Same idea for the tags.

I now have two history vectors. I didn’t make one for the users table, because I don’t have any friends on LastFM yet. That’s about to change though, because I’m about to have some friends recommended to me.

val kilroysRecs = (artistReccosLlrDrmListByArtist(0).matrix %% kilroyUserArtists + artistReccosLlrDrmListByArtist(1).matrix %% kilroyUserTags).collect Finally let’s sort that vector out and get some user ids and strengths.

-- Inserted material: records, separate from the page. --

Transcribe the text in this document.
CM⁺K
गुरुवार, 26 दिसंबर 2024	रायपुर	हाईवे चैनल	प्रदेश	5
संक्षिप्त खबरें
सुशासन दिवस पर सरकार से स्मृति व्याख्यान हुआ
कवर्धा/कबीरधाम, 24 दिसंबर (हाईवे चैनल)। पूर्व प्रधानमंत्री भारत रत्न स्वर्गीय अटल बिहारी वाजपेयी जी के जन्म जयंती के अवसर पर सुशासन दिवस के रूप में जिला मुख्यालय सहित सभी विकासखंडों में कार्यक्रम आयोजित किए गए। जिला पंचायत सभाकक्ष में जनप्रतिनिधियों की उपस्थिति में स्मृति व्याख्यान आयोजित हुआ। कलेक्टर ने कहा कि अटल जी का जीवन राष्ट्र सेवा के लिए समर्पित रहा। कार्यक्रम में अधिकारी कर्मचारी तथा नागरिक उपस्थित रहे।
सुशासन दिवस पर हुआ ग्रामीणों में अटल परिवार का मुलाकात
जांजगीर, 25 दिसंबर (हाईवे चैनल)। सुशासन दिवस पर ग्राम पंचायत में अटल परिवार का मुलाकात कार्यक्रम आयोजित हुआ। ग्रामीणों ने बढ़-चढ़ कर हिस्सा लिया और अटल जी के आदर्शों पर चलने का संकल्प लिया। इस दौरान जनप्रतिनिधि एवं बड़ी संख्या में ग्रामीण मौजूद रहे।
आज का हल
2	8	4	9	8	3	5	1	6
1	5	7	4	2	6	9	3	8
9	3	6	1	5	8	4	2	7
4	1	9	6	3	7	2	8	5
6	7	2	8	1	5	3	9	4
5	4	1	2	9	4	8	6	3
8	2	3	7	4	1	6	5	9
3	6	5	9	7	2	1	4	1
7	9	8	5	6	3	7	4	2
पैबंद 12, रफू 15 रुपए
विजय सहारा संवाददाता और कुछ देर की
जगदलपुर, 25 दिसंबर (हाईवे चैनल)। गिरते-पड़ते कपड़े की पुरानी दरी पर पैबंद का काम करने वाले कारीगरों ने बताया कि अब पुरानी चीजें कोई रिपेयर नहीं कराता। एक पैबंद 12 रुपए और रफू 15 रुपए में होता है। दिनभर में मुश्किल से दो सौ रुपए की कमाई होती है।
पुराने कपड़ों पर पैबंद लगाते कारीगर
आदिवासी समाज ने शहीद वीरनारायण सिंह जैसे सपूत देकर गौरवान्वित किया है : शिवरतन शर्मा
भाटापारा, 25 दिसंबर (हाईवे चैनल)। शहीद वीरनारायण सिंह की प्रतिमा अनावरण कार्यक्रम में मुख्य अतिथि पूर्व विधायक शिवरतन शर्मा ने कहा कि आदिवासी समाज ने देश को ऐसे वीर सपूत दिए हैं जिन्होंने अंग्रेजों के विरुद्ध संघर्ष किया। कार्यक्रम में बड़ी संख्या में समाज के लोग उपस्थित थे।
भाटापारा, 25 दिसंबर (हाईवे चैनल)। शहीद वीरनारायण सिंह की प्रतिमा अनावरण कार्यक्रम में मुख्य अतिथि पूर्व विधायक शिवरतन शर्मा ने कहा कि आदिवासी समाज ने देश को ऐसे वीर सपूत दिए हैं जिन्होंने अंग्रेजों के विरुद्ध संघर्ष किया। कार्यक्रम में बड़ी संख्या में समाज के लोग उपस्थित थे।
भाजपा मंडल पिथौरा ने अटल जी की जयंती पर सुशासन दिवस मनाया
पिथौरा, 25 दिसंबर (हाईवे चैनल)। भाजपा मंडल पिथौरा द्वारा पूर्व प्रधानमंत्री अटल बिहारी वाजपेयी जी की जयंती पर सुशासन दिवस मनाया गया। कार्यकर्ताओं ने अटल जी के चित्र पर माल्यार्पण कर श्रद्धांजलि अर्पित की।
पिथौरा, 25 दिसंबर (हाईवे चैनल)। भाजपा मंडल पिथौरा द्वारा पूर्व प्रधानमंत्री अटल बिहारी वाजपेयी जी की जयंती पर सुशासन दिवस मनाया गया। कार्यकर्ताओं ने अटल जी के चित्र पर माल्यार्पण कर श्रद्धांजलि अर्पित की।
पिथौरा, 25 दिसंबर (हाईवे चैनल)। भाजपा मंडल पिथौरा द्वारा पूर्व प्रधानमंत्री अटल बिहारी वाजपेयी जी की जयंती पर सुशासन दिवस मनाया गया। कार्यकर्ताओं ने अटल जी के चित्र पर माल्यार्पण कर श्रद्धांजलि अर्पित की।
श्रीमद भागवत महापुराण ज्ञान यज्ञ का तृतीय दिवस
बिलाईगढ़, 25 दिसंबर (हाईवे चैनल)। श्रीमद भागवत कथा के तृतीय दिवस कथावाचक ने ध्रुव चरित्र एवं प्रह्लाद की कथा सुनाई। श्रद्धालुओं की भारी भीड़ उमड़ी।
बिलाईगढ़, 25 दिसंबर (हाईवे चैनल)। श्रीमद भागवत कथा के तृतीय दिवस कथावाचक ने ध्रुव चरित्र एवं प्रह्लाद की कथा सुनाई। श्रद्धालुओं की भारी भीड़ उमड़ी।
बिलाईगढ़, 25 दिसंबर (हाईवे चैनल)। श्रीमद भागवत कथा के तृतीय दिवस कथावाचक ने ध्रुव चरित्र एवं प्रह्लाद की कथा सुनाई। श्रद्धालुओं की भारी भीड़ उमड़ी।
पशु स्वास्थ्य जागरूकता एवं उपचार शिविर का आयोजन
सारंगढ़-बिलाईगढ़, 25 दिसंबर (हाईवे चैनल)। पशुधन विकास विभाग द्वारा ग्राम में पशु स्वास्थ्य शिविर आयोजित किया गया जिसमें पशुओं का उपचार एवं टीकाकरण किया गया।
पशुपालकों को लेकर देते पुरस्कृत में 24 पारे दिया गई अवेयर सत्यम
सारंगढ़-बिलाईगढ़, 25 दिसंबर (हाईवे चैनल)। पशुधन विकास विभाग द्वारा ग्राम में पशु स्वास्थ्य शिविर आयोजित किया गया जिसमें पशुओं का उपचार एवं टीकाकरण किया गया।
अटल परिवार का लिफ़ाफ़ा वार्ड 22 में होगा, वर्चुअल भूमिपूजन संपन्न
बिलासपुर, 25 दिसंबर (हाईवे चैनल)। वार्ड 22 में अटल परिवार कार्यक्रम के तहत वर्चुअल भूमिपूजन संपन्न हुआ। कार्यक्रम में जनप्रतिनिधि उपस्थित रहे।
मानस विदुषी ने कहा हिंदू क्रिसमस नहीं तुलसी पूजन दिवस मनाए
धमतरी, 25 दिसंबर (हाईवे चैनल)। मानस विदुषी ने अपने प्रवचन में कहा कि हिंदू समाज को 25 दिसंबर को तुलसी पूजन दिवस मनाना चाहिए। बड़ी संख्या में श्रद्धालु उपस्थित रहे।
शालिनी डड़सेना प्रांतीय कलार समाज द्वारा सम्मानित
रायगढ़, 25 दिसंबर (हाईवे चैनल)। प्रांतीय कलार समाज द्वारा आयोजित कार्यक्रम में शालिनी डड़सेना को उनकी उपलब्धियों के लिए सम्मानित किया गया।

import org.apache.mahout.math.scalabindings.MahoutCollections._
import collection._
import JavaConversions._

// Which Users I should Be Friends with.
println(kilroysRecs(::, 0).toMap.toList.sortWith(_._2 > _._2).take(5))

kilroysRecs is actually a one column matrix, so we take that, and the convert it into something we can sort. We then take the top 5 suggestions. Keep in mind, this will return the Mahout user ID, which you would also have to reverse map back to the lastFM userID. The lastFM userID is just another Integer, and not particularly exciting so I left that out.

If you wanted to recommend artists like a normal recommendation engine- you would change the first position in all of the input matrices to be “artistID”. This is left as an exercise to the user.